Documentary evidence suggests that he had the daring image covered with a landscape painting – a “sliding piece” designed by Hendrik Danckerts, which is recorded in King James II’s inventory of 1688, three years after Charles II’s death.
Research undertaken by Christie’s, which will be auctioning the painting with an estimate of £2 million on July 5 – has thrown new light on the sitter. John Stainton, head of early British pictures at Christie’s, has carried out a meticulous study that involved comparing her features with those in other portraits of Villiers – including another depiction by Lely for which she kept her clothes on.
Although recorded in the James II inventory as “Madam Gwyn’s naked portrait, with a cupid”, the sitter’s identity has long been the subject of debate, alternating between Gwyn and Villiers. While it was sold in 1955 as Villiers, in 1972 the National Portrait Gallery thought that it was Gwyn, then, in 1978, labelled it as “Portrait of a Lady and Child as Venus and Cupid”. The art collector who owned it until his death in 1977 was among those who were convinced it was Gwyn.
Mr Stainton suggested that the private manner in which such a work would have had to be kept may account for the confusion over the identity of the sitter.
Villiers – the Countess of Castlemaine and Duchess of Cleveland (1640-1709) – was already married when she met Charles.
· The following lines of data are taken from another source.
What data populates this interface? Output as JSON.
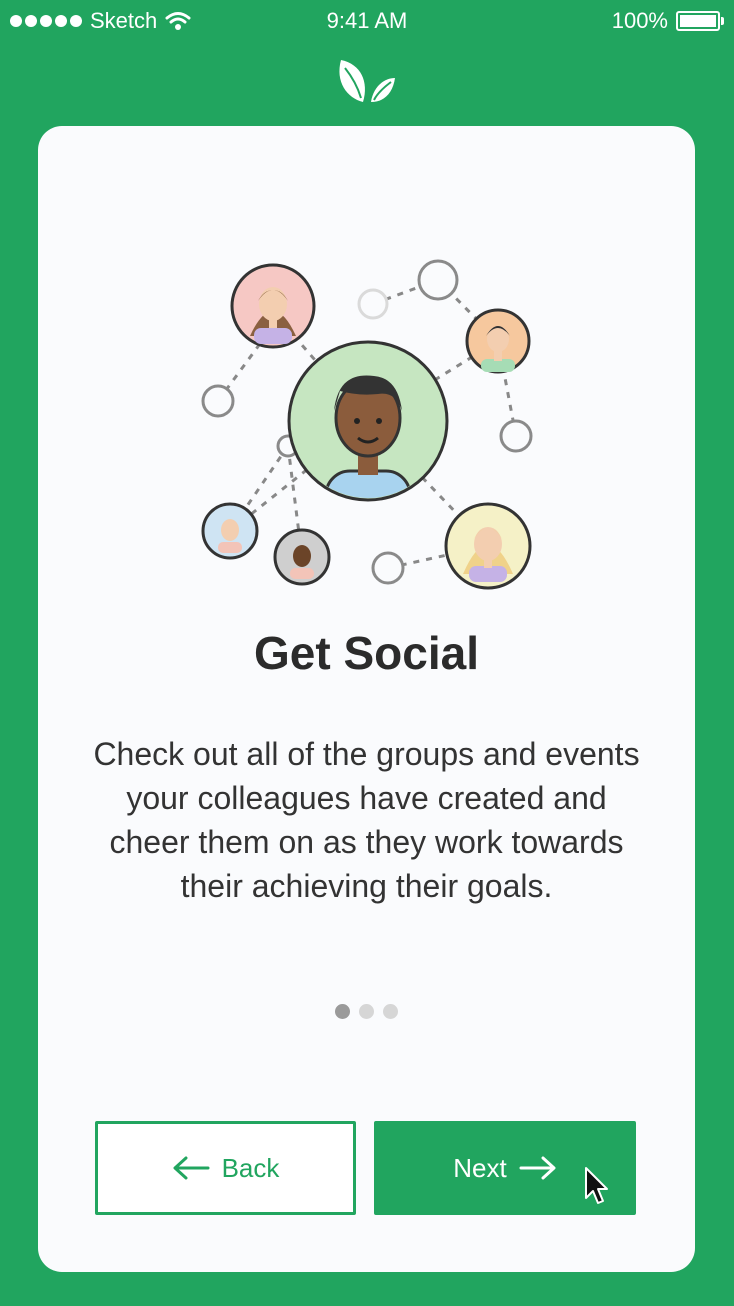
{
  "status_bar": {
    "carrier": "Sketch",
    "time": "9:41 AM",
    "battery": "100%",
    "signal_icon": "signal-dots-icon",
    "wifi_icon": "wifi-icon",
    "battery_icon": "battery-icon"
  },
  "logo_icon": "leaf-logo-icon",
  "onboarding": {
    "title": "Get Social",
    "description": "Check out all of the groups and events your colleagues have created and cheer them on as they work towards their achieving their goals.",
    "page_index": 1,
    "page_count": 3
  },
  "buttons": {
    "back_label": "Back",
    "next_label": "Next",
    "back_icon": "arrow-left-icon",
    "next_icon": "arrow-right-icon"
  },
  "colors": {
    "brand_green": "#21a55f",
    "card_bg": "#fafbfd",
    "title_text": "#2b2b2b"
  }
}
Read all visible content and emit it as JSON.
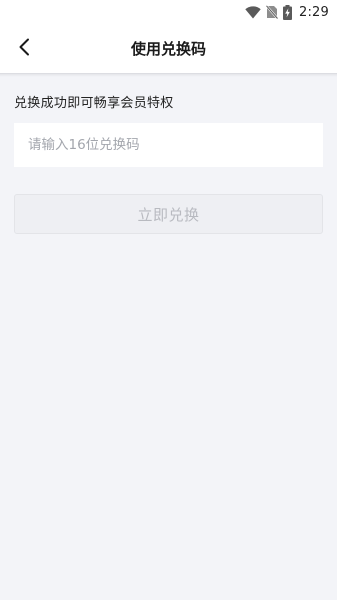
{
  "status_bar": {
    "time": "2:29",
    "icons": [
      "wifi-icon",
      "no-sim-icon",
      "battery-charging-icon"
    ]
  },
  "header": {
    "back_icon": "chevron-left-icon",
    "title": "使用兑换码"
  },
  "main": {
    "hint": "兑换成功即可畅享会员特权",
    "code_input": {
      "value": "",
      "placeholder": "请输入16位兑换码"
    },
    "redeem_button": {
      "label": "立即兑换",
      "enabled": false
    }
  },
  "colors": {
    "background": "#f3f4f8",
    "surface": "#ffffff",
    "disabled_button_bg": "#eeeff3",
    "disabled_button_text": "#b8bac0",
    "placeholder_text": "#a3a6ad"
  }
}
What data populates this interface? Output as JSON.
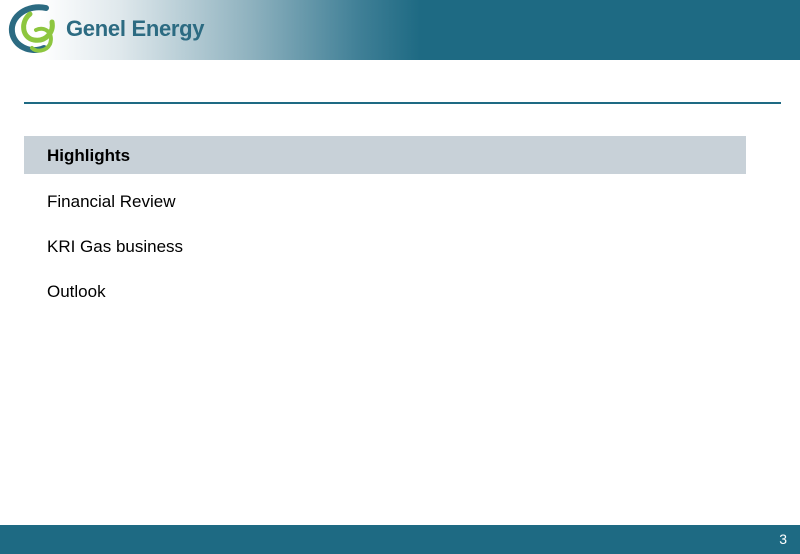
{
  "header": {
    "logo_text": "Genel Energy",
    "colors": {
      "band": "#1e6a83",
      "logo_green": "#8dc63f",
      "logo_blue": "#2c6b82"
    }
  },
  "agenda": {
    "items": [
      {
        "label": "Highlights",
        "active": true
      },
      {
        "label": "Financial Review",
        "active": false
      },
      {
        "label": "KRI Gas business",
        "active": false
      },
      {
        "label": "Outlook",
        "active": false
      }
    ],
    "highlight_color": "#c8d1d8"
  },
  "footer": {
    "page_number": "3"
  }
}
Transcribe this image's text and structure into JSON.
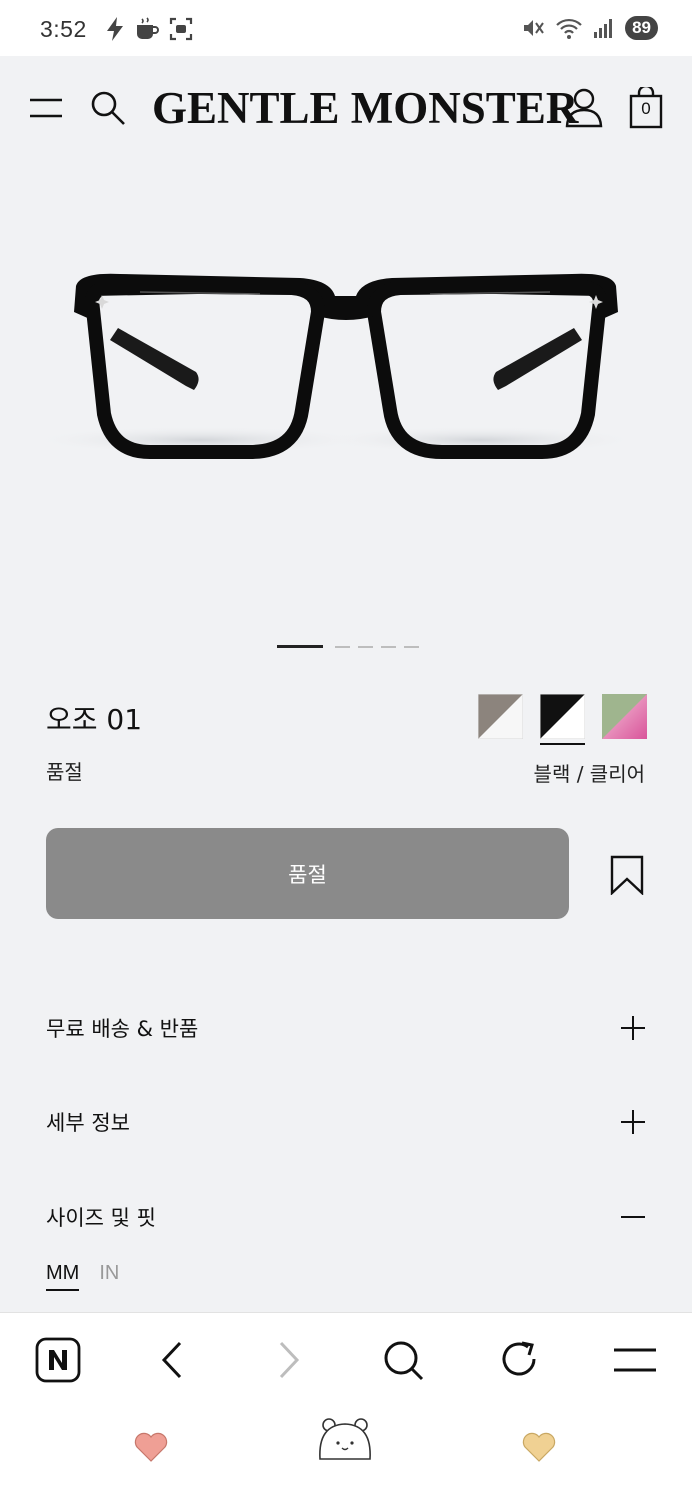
{
  "status_bar": {
    "time": "3:52",
    "battery": "89"
  },
  "header": {
    "brand": "GENTLE MONSTER",
    "cart_count": "0"
  },
  "product": {
    "name": "오조 01",
    "stock_status": "품절",
    "color_name": "블랙 / 클리어",
    "image_pages": 5,
    "current_image": 1,
    "swatches": [
      {
        "name": "taupe",
        "color": "#8c847d"
      },
      {
        "name": "black-clear",
        "color": "#111111",
        "selected": true
      },
      {
        "name": "green-pink",
        "color": "#9fb58e"
      }
    ],
    "primary_button_label": "품절"
  },
  "sections": [
    {
      "label": "무료 배송 & 반품",
      "state": "collapsed"
    },
    {
      "label": "세부 정보",
      "state": "collapsed"
    },
    {
      "label": "사이즈 및 핏",
      "state": "expanded"
    }
  ],
  "size_units": [
    {
      "label": "MM",
      "active": true
    },
    {
      "label": "IN",
      "active": false
    }
  ],
  "browser_nav": [
    "naver-icon",
    "back-icon",
    "forward-icon",
    "search-icon",
    "refresh-icon",
    "menu-icon"
  ],
  "colors": {
    "background": "#f1f2f4",
    "soldout_button": "#8a8a8a",
    "text": "#111111"
  }
}
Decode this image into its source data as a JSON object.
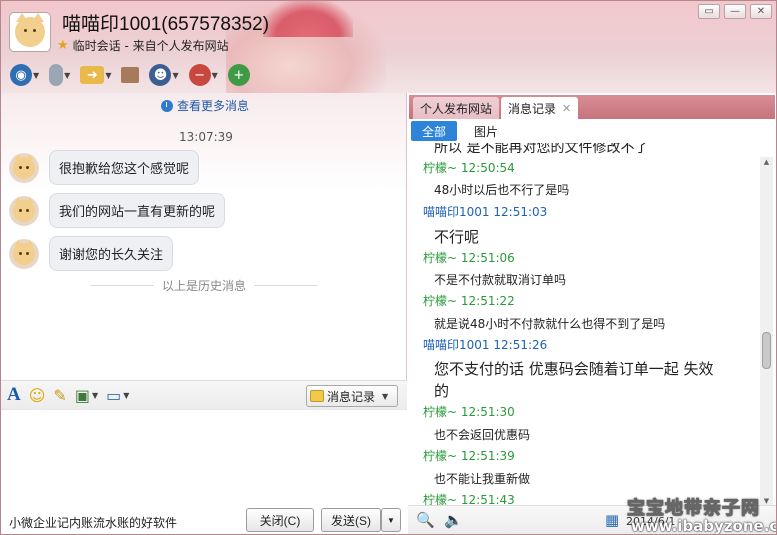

Her dominance at court in the first decade of his reign was noted by Samuel Pepys, the diarist, who observed how she “commands the King as much as ever, and hath and doth what she will”.
When Charles’s new Queen, Catherine of Braganza, arrived in England in 1662, Villiers appeared determined to maintain her position as his mistress.
Her children by the King were one of her great advantages over the childless Queen.
Charles was said to be “mighty kind to his bastard children”, visiting them often in her apartments, according to Pepys.
But her preeminence gradually diminished. Pepys recorded her pregnancy and insistence that the King own the child – “or she will bring it into Whitehall gallery and dash the brains of it out before the King’s face”.
The sale is expected to break the current record for a work by Lely, which was set last year at £960,000. Lely (1618-1680) is considered to be the finest painter of the Restoration. Born in the Netherlands, he moved to England in the early 1640s and became the natural successor to Anthony van Dyck (1599-1641), finding success portraying both Charles I and Oliver Cromwell.
In 1661 he was appointed principal painter to Charles II and the following years heralded a new artistic age, with the pleasure-loving court of the King at its epicentre. The painting is being sold at Christie’s by the trustees of the Denys Eyre Bower Bequest. Bower was a prolific collector.
In 1955 he acquired Chiddingstone Castle, a magnificent early 19th-century building near the National Trust-owned Chiddingstone village in Kent, and filled the property with his extensive and eclectic collection of art and antiques.
When he died in 1977, he bequeathed the castle and its collections to the National Trust which declined the gift becvause of the lack of an endowment fund made it financially unviable. Since 1985, the castle has been run by an independent charitable trust.